Businesswoman looking stressed out in an office

Stress and anxiety – why they cause shoulder and neck pain

You’ve got a huge meeting at work today, the kids had a tantrum over breakfast, and you’ve just realized you’ve got to book the car in for a service. But first, you need something for that sore neck of yours!

Got aching shoulders and neck pain? Stress and anxiety might be to blame. Four out of five adults admit to feeling stressed once a month, with money, health, and family being some of the biggest stressors.

So, how do stress and anxiety contribute to those aches and pains?

  • Stress can result in muscle tension and tightness – this is a natural response and is the body’s way of guarding against injury. The longer we experience stress, the longer our muscles stay tense.
  • We tend to make ourselves smaller and more unnoticeable when stressed, bringing our head down and arms closer to the body. This can have an adverse effect on our posture, causing aches and pains.
  • Some people hyperventilate when they’re nervous or anxious. This is when they breathe more than needed, often with lots of shallow breaths. As a result, less oxygen flows around the body, leading to cramps and spasms in places like the neck and shoulders.
  • When stressed, we don’t sleep as well as we should. Sleep is essential for healing and repair, with disturbed sleep patterns leading to pain and aching muscles.

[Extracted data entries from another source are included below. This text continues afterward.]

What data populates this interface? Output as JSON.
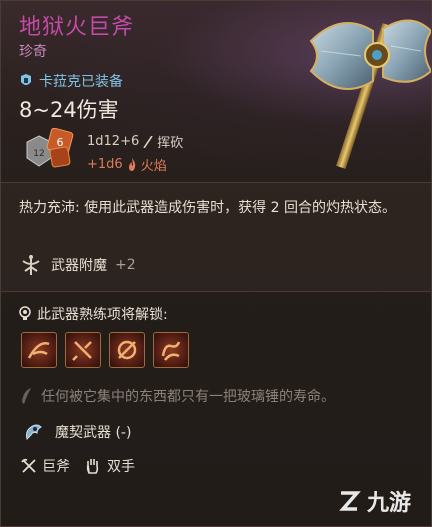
{
  "item": {
    "name": "地狱火巨斧",
    "rarity": "珍奇",
    "equipped_text": "卡菈克已装备",
    "damage": "8~24伤害",
    "dice_value_orange": "6",
    "dice_value_grey": "12",
    "roll_main": "1d12+6",
    "roll_main_type": "挥砍",
    "roll_bonus": "+1d6",
    "roll_bonus_type": "火焰",
    "heat_text": "热力充沛: 使用此武器造成伤害时，获得 2 回合的灼热状态。",
    "enchant_label": "武器附魔",
    "enchant_value": "+2",
    "proficiency_title": "此武器熟练项将解锁:",
    "flavor": "任何被它集中的东西都只有一把玻璃锤的寿命。",
    "pact_label": "魔契武器 (-)",
    "tag_axe": "巨斧",
    "tag_hands": "双手"
  },
  "watermark": {
    "text": "九游"
  },
  "colors": {
    "title": "#c44aa8",
    "rarity": "#c48ab8",
    "equipped": "#7fc4e6",
    "fire": "#e07a5a"
  },
  "icons": {
    "equipped": "armor-icon",
    "slash": "slash-icon",
    "fire": "flame-icon",
    "enchant": "enchant-icon",
    "proficiency": "bulb-icon",
    "flavor": "quill-icon",
    "pact": "pact-icon",
    "axe": "crossed-axes-icon",
    "hands": "hand-icon",
    "skills": [
      "cleave-skill-icon",
      "lacerate-skill-icon",
      "topple-skill-icon",
      "prepare-skill-icon"
    ]
  }
}
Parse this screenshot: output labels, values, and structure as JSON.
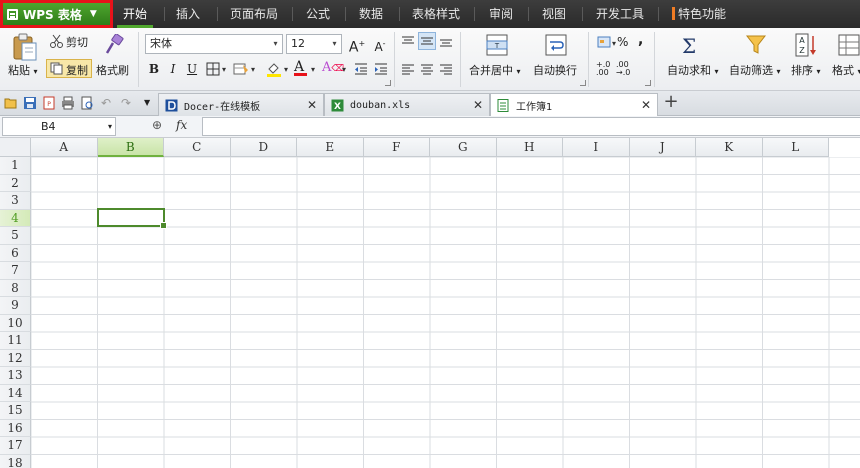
{
  "app": {
    "name": "WPS 表格",
    "accent": "#51a82e",
    "highlight_border": "#e8121a"
  },
  "menu": {
    "items": [
      "开始",
      "插入",
      "页面布局",
      "公式",
      "数据",
      "表格样式",
      "审阅",
      "视图",
      "开发工具",
      "特色功能"
    ],
    "active": "开始"
  },
  "ribbon": {
    "clipboard": {
      "paste": "粘贴",
      "cut": "剪切",
      "copy": "复制",
      "format_painter": "格式刷"
    },
    "font": {
      "name": "宋体",
      "size": "12",
      "bold": "B",
      "italic": "I",
      "underline": "U"
    },
    "align": {
      "merge_center": "合并居中",
      "wrap": "自动换行"
    },
    "number": {
      "percent": "%",
      "comma": ","
    },
    "editing": {
      "autosum": "自动求和",
      "autofilter": "自动筛选",
      "sort": "排序",
      "format": "格式"
    }
  },
  "tabs": [
    {
      "title": "Docer-在线模板",
      "icon": "docer-icon"
    },
    {
      "title": "douban.xls",
      "icon": "excel-file-icon"
    },
    {
      "title": "工作簿1",
      "icon": "workbook-icon",
      "active": true
    }
  ],
  "formula_bar": {
    "cell_ref": "B4",
    "fx": "fx",
    "value": ""
  },
  "sheet": {
    "columns": [
      "A",
      "B",
      "C",
      "D",
      "E",
      "F",
      "G",
      "H",
      "I",
      "J",
      "K",
      "L"
    ],
    "rows": [
      "1",
      "2",
      "3",
      "4",
      "5",
      "6",
      "7",
      "8",
      "9",
      "10",
      "11",
      "12",
      "13",
      "14",
      "15",
      "16",
      "17",
      "18"
    ],
    "selected_column": "B",
    "selected_row": "4"
  }
}
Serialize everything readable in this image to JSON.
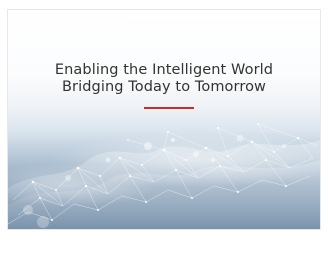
{
  "hero": {
    "headline_line1": "Enabling the Intelligent World",
    "headline_line2": "Bridging Today to Tomorrow"
  },
  "colors": {
    "accent_rule": "#cf2a2a",
    "headline_text": "#333333",
    "network_glow": "#ffffff",
    "background_blue": "#7a93ac"
  }
}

If you’re suffering from a sore neck and shoulders, improving your stress levels can make you feel better and help reduce pain. Here are some of our top tips:

  • Engage in regular exercise. Exercise reduces levels of stress hormones like cortisol and adrenaline, and releases endorphins, which help you relax. Even a quick 15-minute walk can make all the difference!
  • Take steps to improve your posture. Studies have shown that adopting a neutral posture with a gentle curve in the spine, can boost your mood, reduce stress, and improve your confidence.
  • Focus on your breathing. If you start to feel stressed or anxious, close your eyes and take slow deep breaths.
  • Identify what is causing you stress and what you can do to reduce its impact. For example, if the commute to work is causing issues, ask your manager if you can work from home or work different hours.
  • Take regular breaks and find time for self-care. This could be an hour to read your favorite book, watch your favorite show on Netflix, or walk the dog in the forest.
  • Find a stress management technique that works for you. This can be yoga or meditation, a professional massage, or even journalling.
  • Get a consistent sleep schedule in place. Try and go to sleep and get up at the same time each day, avoid using phones just before bed, and limit your intake of caffeine.

We all experience stress from time to time. By managing it as best we can, we can limit the negative health effects, including pain in the body.

If you’re struggling with chronic neck or shoulder pain or find that stress is causing serious health problems, please get in touch with your GP.